MOGAD auf der AAN
Satralizumab scheint bei dieser Differenzialdiagnose zur MS wirksam zu sein. Prof. Mathias Mäurer berichtet, was auf dem amerikanischen Kongress dazu vorgestellt wurde.

Es gibt Autoimmunerkrankungen des Nervensystems, welche der MS zum Verwechseln ähnlich sind. Dazu zählt MOGAD (Myelin-Oligodendrozyten-Glykoprotein-Antikörper-assoziierte Erkrankung). Auch sie kann schubförmig verlaufen. Auch bei ihr wird (unter anderem) die Myelinschicht des ZNS angegriffen. Und MOGAD kann infolge dieser Ähnlichkeiten zu ganz ähnlichen Symptomen wie eine MS führen.
Lange Zeit hielt man MOGAD daher auch für eine spezielle Form der Multiplen Sklerose. Seit ein paar Jahren steht jedoch fest, dass MOGAD eine eigenständige Erkrankung ist. „Schuld“ an ihren Symptomen sind sogenannte MOG-Antkörper und diese lassen sich im Blut und im Nervenwasser nachweisen. Aufgrund der Ähnlichkeit zur MS gilt sie als Differenzialdiagnose.
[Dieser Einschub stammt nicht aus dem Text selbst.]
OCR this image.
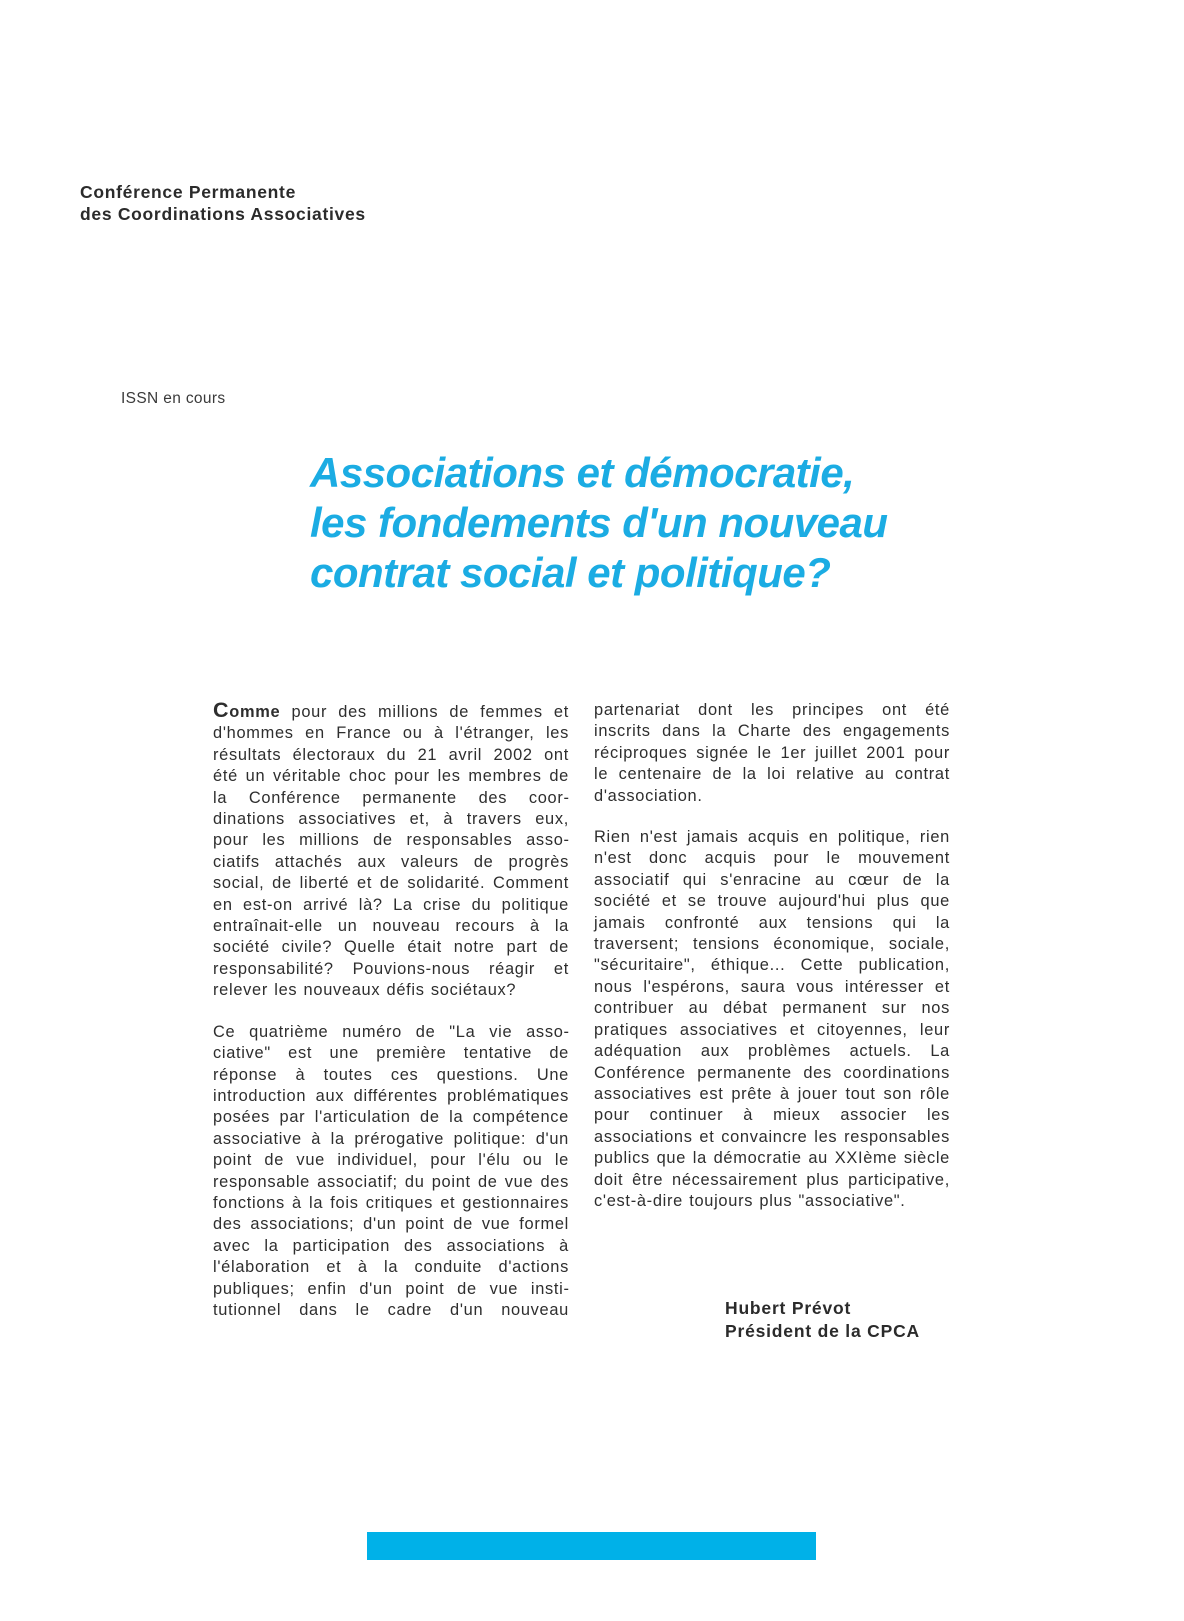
Conférence Permanente
des Coordinations Associatives
ISSN en cours
Associations et démocratie,
les fondements d'un nouveau
contrat social et politique?

Comme pour des millions de femmes et d'hommes en France ou à l'étranger, les résultats électoraux du 21 avril 2002 ont été un véritable choc pour les membres de la Conférence permanente des coordinations associatives et, à travers eux, pour les millions de responsables associatifs attachés aux valeurs de progrès social, de liberté et de solidarité. Comment en est-on arrivé là? La crise du politique entraînait-elle un nouveau recours à la société civile? Quelle était notre part de responsabilité? Pouvions-nous réagir et relever les nouveaux défis sociétaux?

Ce quatrième numéro de "La vie associative" est une première tentative de réponse à toutes ces questions. Une introduction aux différentes problématiques posées par l'articulation de la compétence associative à la prérogative politique: d'un point de vue individuel, pour l'élu ou le responsable associatif; du point de vue des fonctions à la fois critiques et gestionnaires des associations; d'un point de vue formel avec la participation des associations à l'élaboration et à la conduite d'actions publiques; enfin d'un point de vue institutionnel dans le cadre d'un nouveau partenariat dont les principes ont été inscrits dans la Charte des engagements réciproques signée le 1er juillet 2001 pour le centenaire de la loi relative au contrat d'association.

Rien n'est jamais acquis en politique, rien n'est donc acquis pour le mouvement associatif qui s'enracine au cœur de la société et se trouve aujourd'hui plus que jamais confronté aux tensions qui la traversent; tensions économique, sociale, "sécuritaire", éthique... Cette publication, nous l'espérons, saura vous intéresser et contribuer au débat permanent sur nos pratiques associatives et citoyennes, leur adéquation aux problèmes actuels. La Conférence permanente des coordinations associatives est prête à jouer tout son rôle pour continuer à mieux associer les associations et convaincre les responsables publics que la démocratie au XXIème siècle doit être nécessairement plus participative, c'est-à-dire toujours plus "associative".

Hubert Prévot
Président de la CPCA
Sie kommt zwar weit seltener vor als MS (etwa 1 bis 4 Erkrankte je hunderttausend Einwohner). Doch manche gegen MS wirksame Therapien können bei MOGAD zu einer Verschlimmerung führen. Daher ist die Unterscheidung (ebenso wie zu den NMOSD, also den Neuro-Myelitis-Optica-Spectrum-Diseases) wichtig.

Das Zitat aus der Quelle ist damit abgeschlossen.